10.03.2017

GDPR and Cloud

10.03.2017
Terry Flanagan

A looming data-privacy regulation holds significant implications for financial-services firms that store data in the cloud.

General Data Protection Regulation, a European Union ruleset that goes into effect in May 2018, is meant to protect EU citizens from privacy and data breaches by reshaping the way organizations that hold customer data ensure privacy. As most financial-services companies are underway in what is seen as an inevitable migration to the cloud, there needs to be a sync.

Patrick Lastennet, Interxion

“GDPR cuts across industries, but because financial services has so much sensitive data on people’s finances, it has particular applicability there,” said Patrick Lastennet, director of financial services at Interxion, a provider of European colocation data-centre services​.

“Most banks and other financial services companies are taking GDPR very seriously,” Lastennet said. “GDPR is one of the top regulatory mandates that they are working toward as part of their cloud migration strategy.”

Breaches are a threat to any organization with data stores — Equifax, Verizon and even the U.S. Securities and Exchange Commission have recently reported compromising incidents. Regulators can’t prevent hackers from getting in, but they can make it more difficult for them by holding companies to a higher standard of data protection and responsibility to customers.

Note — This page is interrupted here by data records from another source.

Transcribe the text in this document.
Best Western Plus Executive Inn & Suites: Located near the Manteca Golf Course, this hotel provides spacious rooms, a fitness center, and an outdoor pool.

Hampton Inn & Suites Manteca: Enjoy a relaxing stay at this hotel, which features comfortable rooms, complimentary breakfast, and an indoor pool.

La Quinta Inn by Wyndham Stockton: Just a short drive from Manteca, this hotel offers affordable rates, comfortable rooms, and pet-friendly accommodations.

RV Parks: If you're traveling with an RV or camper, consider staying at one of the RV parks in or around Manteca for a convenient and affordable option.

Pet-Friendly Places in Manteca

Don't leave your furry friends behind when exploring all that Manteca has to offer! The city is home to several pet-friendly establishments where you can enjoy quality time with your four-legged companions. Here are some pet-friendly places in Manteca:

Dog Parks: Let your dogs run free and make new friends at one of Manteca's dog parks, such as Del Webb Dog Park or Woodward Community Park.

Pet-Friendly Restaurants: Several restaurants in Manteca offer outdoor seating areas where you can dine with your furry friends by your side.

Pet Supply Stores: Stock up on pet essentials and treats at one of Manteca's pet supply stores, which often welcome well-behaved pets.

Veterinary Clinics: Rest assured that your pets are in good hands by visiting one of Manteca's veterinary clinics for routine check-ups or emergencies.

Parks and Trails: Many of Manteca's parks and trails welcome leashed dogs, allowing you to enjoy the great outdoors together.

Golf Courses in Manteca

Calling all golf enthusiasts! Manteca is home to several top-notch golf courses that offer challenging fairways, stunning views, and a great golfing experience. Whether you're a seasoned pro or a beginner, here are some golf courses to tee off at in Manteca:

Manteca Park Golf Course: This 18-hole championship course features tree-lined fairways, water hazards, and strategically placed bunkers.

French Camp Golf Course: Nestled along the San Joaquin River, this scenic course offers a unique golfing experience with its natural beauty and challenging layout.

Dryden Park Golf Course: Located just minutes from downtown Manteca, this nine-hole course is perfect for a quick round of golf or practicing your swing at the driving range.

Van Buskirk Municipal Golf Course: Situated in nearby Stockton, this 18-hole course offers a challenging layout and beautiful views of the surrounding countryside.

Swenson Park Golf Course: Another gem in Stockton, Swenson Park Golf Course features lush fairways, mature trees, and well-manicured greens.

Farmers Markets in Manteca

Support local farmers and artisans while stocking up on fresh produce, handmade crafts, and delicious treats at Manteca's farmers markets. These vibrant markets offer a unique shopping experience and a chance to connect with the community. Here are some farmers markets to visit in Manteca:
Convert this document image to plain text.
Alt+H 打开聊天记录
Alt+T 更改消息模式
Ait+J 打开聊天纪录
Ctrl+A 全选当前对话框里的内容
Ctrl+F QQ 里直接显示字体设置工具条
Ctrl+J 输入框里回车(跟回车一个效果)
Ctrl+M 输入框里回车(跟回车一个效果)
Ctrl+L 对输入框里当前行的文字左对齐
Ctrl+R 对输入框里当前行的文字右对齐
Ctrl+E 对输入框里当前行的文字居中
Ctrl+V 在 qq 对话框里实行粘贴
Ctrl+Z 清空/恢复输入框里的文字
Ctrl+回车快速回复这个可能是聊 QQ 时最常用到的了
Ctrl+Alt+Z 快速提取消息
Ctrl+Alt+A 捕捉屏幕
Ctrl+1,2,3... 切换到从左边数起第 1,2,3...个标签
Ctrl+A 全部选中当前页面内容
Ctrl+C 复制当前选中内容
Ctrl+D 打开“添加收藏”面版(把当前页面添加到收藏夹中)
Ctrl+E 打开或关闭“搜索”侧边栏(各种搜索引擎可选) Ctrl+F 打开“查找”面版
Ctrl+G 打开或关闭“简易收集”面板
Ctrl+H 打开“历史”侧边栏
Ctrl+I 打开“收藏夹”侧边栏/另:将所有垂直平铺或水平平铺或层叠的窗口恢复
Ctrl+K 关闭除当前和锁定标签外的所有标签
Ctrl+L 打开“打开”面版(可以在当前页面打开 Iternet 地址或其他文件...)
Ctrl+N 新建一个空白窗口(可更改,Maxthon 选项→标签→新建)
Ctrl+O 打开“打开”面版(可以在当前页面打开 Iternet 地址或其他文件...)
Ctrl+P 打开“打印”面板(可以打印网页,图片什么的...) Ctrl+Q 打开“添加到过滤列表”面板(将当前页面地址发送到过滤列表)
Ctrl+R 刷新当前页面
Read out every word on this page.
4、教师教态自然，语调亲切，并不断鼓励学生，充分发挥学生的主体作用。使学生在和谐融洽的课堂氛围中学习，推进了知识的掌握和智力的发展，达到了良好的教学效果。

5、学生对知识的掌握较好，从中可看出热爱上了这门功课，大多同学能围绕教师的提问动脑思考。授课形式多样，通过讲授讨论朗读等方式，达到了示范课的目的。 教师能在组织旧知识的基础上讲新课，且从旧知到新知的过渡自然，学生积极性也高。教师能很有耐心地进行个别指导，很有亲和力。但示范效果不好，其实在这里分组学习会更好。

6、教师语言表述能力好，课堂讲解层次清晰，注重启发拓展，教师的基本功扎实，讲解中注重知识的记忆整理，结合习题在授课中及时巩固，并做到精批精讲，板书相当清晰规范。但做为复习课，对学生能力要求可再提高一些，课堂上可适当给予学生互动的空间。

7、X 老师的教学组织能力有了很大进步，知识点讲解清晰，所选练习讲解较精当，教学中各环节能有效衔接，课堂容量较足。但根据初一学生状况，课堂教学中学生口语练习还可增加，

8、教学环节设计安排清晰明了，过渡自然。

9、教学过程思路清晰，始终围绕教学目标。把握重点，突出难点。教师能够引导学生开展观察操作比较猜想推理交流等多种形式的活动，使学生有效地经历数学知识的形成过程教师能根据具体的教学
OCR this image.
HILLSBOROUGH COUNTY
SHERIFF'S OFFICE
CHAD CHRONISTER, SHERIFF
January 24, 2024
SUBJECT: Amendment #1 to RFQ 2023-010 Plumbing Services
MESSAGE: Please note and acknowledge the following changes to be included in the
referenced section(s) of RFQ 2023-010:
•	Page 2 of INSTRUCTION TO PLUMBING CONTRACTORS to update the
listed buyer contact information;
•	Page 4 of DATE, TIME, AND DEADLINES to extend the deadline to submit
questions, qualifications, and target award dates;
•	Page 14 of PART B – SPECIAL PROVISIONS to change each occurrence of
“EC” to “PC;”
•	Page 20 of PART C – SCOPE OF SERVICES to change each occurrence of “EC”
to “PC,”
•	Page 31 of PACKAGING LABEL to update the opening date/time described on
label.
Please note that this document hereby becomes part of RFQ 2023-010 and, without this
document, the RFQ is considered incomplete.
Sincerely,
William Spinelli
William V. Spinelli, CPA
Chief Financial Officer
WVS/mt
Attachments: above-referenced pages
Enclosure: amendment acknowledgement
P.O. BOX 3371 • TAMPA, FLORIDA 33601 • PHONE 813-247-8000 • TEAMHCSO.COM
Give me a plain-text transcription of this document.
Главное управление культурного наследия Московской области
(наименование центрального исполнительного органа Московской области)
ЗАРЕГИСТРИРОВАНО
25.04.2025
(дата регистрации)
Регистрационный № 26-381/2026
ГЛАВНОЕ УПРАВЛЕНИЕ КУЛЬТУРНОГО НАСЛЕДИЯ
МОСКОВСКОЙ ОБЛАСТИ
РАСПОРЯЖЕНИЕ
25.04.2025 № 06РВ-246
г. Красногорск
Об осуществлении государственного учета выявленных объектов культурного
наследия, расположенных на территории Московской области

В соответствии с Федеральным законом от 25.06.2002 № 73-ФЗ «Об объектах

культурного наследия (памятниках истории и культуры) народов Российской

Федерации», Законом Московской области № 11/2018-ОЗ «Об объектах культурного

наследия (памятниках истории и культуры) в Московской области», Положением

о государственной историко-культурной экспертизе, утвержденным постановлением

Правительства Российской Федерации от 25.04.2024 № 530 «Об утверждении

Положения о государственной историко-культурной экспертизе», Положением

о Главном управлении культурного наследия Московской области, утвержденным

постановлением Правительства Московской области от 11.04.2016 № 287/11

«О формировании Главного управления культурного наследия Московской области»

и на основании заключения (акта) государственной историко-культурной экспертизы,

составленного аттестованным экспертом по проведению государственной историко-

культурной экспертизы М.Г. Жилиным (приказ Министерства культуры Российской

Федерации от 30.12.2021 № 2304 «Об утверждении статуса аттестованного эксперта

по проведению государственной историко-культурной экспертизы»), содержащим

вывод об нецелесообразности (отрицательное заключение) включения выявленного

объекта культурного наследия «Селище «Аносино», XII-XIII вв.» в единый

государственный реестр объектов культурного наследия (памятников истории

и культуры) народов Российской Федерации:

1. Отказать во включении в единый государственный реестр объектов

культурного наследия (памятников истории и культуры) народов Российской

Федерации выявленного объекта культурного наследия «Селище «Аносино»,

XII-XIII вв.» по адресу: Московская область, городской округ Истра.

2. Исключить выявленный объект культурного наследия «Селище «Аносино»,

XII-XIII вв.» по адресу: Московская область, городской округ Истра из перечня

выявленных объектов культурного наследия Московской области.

GDPR is the new iteration of a directive first established in 1995. Some key tenets of data privacy remain the same, but much is updated to reflect the vastly increased prevalence of, and reliance on, data now versus then.

Specifically, changes include a clarified jurisdiction of GDPR to cover all companies processing the personal data of EU residents, regardless of the company’s location; stiffer penalties for non-compliance with GDPR; and clear and strengthened conditions for consent. Subjects will have expanded rights, spanning data-breach notification, access, erasure, and portability, as well as ‘privacy by design’, a clause that mandates data protection be built into systems from the start, rather than bolted on later.

As a data storer, practitioners and experts generally say cloud is more secure than a traditional, on-premises IT environment, so cloud reduces the risk of the data breaches that are in GDPR’s crosshairs. But meeting the specifications of the ruleset gets tricky, because liability reaches beyond just the entities that collect and use data.

Cloud providers “will have direct compliance risk and obligation,” Accenture said in a 2017 report. “Accountability for data protection cascades down through the data supply chain. Web-based companies will have to clearly define responsibilities and liabilities among solution partners.”

Companies will need to know the attributes of their data and demonstrate consumer consent as baseline GDPR capabilities. They also need to ensure portability and erasure when stipulated — as an indication of work that needs to be done, Accenture said 84% of cloud providers do not immediately delete customer data upon contract termination.

“Web-based companies will have to clearly define responsibilities and liabilities among solution partners,” Accenture said. “With 9 in 10 organizations reporting they are concerned about their ability to comply with GDPR, the liability risk is high.”

Financial-services companies — at least the larger ones — have GDPR on their radar, but there’s a lot to do over the next eight months.

“GDPR is a very complicated exercise for all – not only for financials, actually for all companies who have customer data,” Allianz SE Chief Financial Officer Dieter Wemmer said on an Aug. 4 earnings call. “We have built up a large project to be able to be compliant with everything, and I think we will be.”

Wemmer said the idea of leveraging data collated from GDPR as a business opportunity is worthy of follow-up, but “at the moment it’s much more the fight” to meet compliance deadlines.

The presence of third-party providers add complexity to GDPR compliance, but bigger-picture, cloud is seen as an expeditor for companies that need to comply with regulation.

“Regulators are becoming cloud friendly,” Accenture said in a report highlighting cloud adoption as a key trend for investment banks in 2017.  “External, public cloud will bring an increased need to balance the demands for speed, agility and autonomy with security requirements, resulting in a renewed focus on encryption and obfuscation.”